En 2012, René Angélil renoue avec le septième art (auquel il avait touché à l’époque des Baronets ) en interprétant le parrain de la mafia montréalaise dans «Omertà» du réalisateur Luc Dionne, donnant la réplique à Patrick Huard, Michel Côté et Stéphane Rousseau. Il ne cesse pas pour autant ses activités et achète, avec des investisseurs montréalais, le populaire restaurant Schwartz’s, situé sur le boulevard Saint-Laurent.

À 71 ans, au terme d’une longue et prolifique carrière, René Angélil est décoré de l'Ordre du Canada par le gouverneur général David Johnston, lors d’une cérémonie à la Citadelle de Québec. René est fait membre de l'Ordre, tandis que Céline Dion accède au rang de compagne, puisqu'elle avait reçu le rang d'officière en mai 1998.

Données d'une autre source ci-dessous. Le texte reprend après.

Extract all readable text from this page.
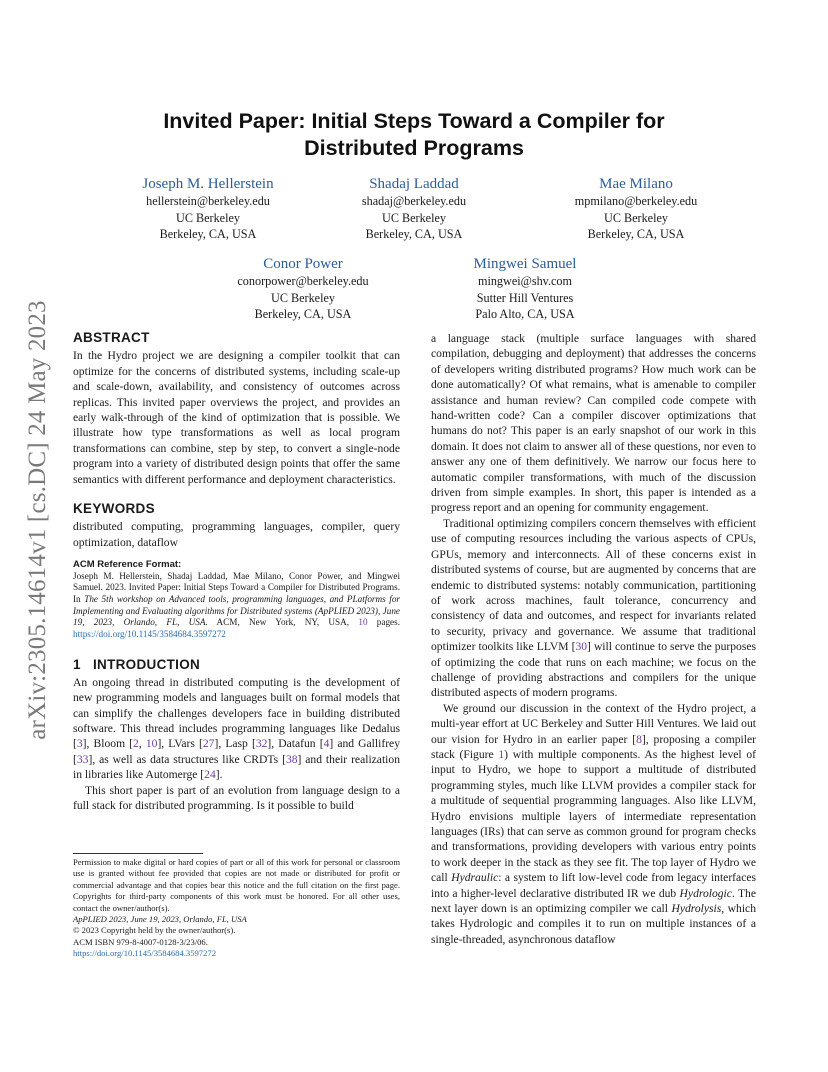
arXiv:2305.14614v1 [cs.DC] 24 May 2023
Invited Paper: Initial Steps Toward a Compiler for
Distributed Programs
Joseph M. Hellerstein
hellerstein@berkeley.edu
UC Berkeley
Berkeley, CA, USA
Shadaj Laddad
shadaj@berkeley.edu
UC Berkeley
Berkeley, CA, USA
Mae Milano
mpmilano@berkeley.edu
UC Berkeley
Berkeley, CA, USA
Conor Power
conorpower@berkeley.edu
UC Berkeley
Berkeley, CA, USA
Mingwei Samuel
mingwei@shv.com
Sutter Hill Ventures
Palo Alto, CA, USA
ABSTRACT

In the Hydro project we are designing a compiler toolkit that can optimize for the concerns of distributed systems, including scale-up and scale-down, availability, and consistency of outcomes across replicas. This invited paper overviews the project, and provides an early walk-through of the kind of optimization that is possible. We illustrate how type transformations as well as local program transformations can combine, step by step, to convert a single-node program into a variety of distributed design points that offer the same semantics with different performance and deployment characteristics.

KEYWORDS

distributed computing, programming languages, compiler, query optimization, dataflow

ACM Reference Format:
Joseph M. Hellerstein, Shadaj Laddad, Mae Milano, Conor Power, and Mingwei Samuel. 2023. Invited Paper: Initial Steps Toward a Compiler for Distributed Programs. In The 5th workshop on Advanced tools, programming languages, and PLatforms for Implementing and Evaluating algorithms for Distributed systems (ApPLIED 2023), June 19, 2023, Orlando, FL, USA. ACM, New York, NY, USA, 10 pages. https://doi.org/10.1145/3584684.3597272
1 INTRODUCTION

An ongoing thread in distributed computing is the development of new programming models and languages built on formal models that can simplify the challenges developers face in building distributed software. This thread includes programming languages like Dedalus [3], Bloom [2, 10], LVars [27], Lasp [32], Datafun [4] and Gallifrey [33], as well as data structures like CRDTs [38] and their realization in libraries like Automerge [24].

This short paper is part of an evolution from language design to a full stack for distributed programming. Is it possible to build

Permission to make digital or hard copies of part or all of this work for personal or classroom use is granted without fee provided that copies are not made or distributed for profit or commercial advantage and that copies bear this notice and the full citation on the first page. Copyrights for third-party components of this work must be honored. For all other uses, contact the owner/author(s).

ApPLIED 2023, June 19, 2023, Orlando, FL, USA

© 2023 Copyright held by the owner/author(s).

ACM ISBN 979-8-4007-0128-3/23/06.

https://doi.org/10.1145/3584684.3597272

a language stack (multiple surface languages with shared compilation, debugging and deployment) that addresses the concerns of developers writing distributed programs? How much work can be done automatically? Of what remains, what is amenable to compiler assistance and human review? Can compiled code compete with hand-written code? Can a compiler discover optimizations that humans do not? This paper is an early snapshot of our work in this domain. It does not claim to answer all of these questions, nor even to answer any one of them definitively. We narrow our focus here to automatic compiler transformations, with much of the discussion driven from simple examples. In short, this paper is intended as a progress report and an opening for community engagement.

Traditional optimizing compilers concern themselves with efficient use of computing resources including the various aspects of CPUs, GPUs, memory and interconnects. All of these concerns exist in distributed systems of course, but are augmented by concerns that are endemic to distributed systems: notably communication, partitioning of work across machines, fault tolerance, concurrency and consistency of data and outcomes, and respect for invariants related to security, privacy and governance. We assume that traditional optimizer toolkits like LLVM [30] will continue to serve the purposes of optimizing the code that runs on each machine; we focus on the challenge of providing abstractions and compilers for the unique distributed aspects of modern programs.

We ground our discussion in the context of the Hydro project, a multi-year effort at UC Berkeley and Sutter Hill Ventures. We laid out our vision for Hydro in an earlier paper [8], proposing a compiler stack (Figure 1) with multiple components. As the highest level of input to Hydro, we hope to support a multitude of distributed programming styles, much like LLVM provides a compiler stack for a multitude of sequential programming languages. Also like LLVM, Hydro envisions multiple layers of intermediate representation languages (IRs) that can serve as common ground for program checks and transformations, providing developers with various entry points to work deeper in the stack as they see fit. The top layer of Hydro we call Hydraulic: a system to lift low-level code from legacy interfaces into a higher-level declarative distributed IR we dub Hydrologic. The next layer down is an optimizing compiler we call Hydrolysis, which takes Hydrologic and compiles it to run on multiple instances of a single-threaded, asynchronous dataflow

Le cancer frappe à nouveau

Au fil des ans, René Angélil connaît quelques ennuis de santé, se remettant d’une crise cardiaque en 1992, puis surmontant un premier cancer de la gorge en 2000.

Le cancer frappe à nouveau en 2013, contraignant René Angélil à subir en décembre de la même année l'ablation d'une tumeur maligne à la gorge, une nouvelle que le public n’apprend que plusieurs semaines plus tard.

On annonce en juin 2014 que René Angélil ne s’occupera plus de la carrière de Céline Dion. Il nomme son ami Aldo Giampaolo chef de la direction et manager associé de Céline Dion. René demeure néanmoins président du conseil d'administration de sa boîte Les Productions Feeling.

Le 12 août 2014, Céline Dion annonce qu'elle suspend toutes ses activités professionnelles pour des raisons familiales et de santé, annulant notamment sa tournée en Asie et ses concerts à Las Vegas. Toute l’année qui suit, la chanteuse prend soin de l’homme de sa vie et de leurs enfants. Au printemps 2015, elle annonce son retour sur scène, qui a lieu le 27 août dernier.

Plus tôt en juin, René Angélil subit de nouveaux traitements à Boston, au Massachusetts, puis rentre à la maison. Il assiste à distance au retour triomphal de sa femme sur scène depuis sa résidence à Las Vegas. Le 10 novembre, le nouvel agent de Céline, Aldo Giampaolo, se montre rassurant en entrevue, affirmant que René prend du mieux et qu’il récupère entouré de sa famille.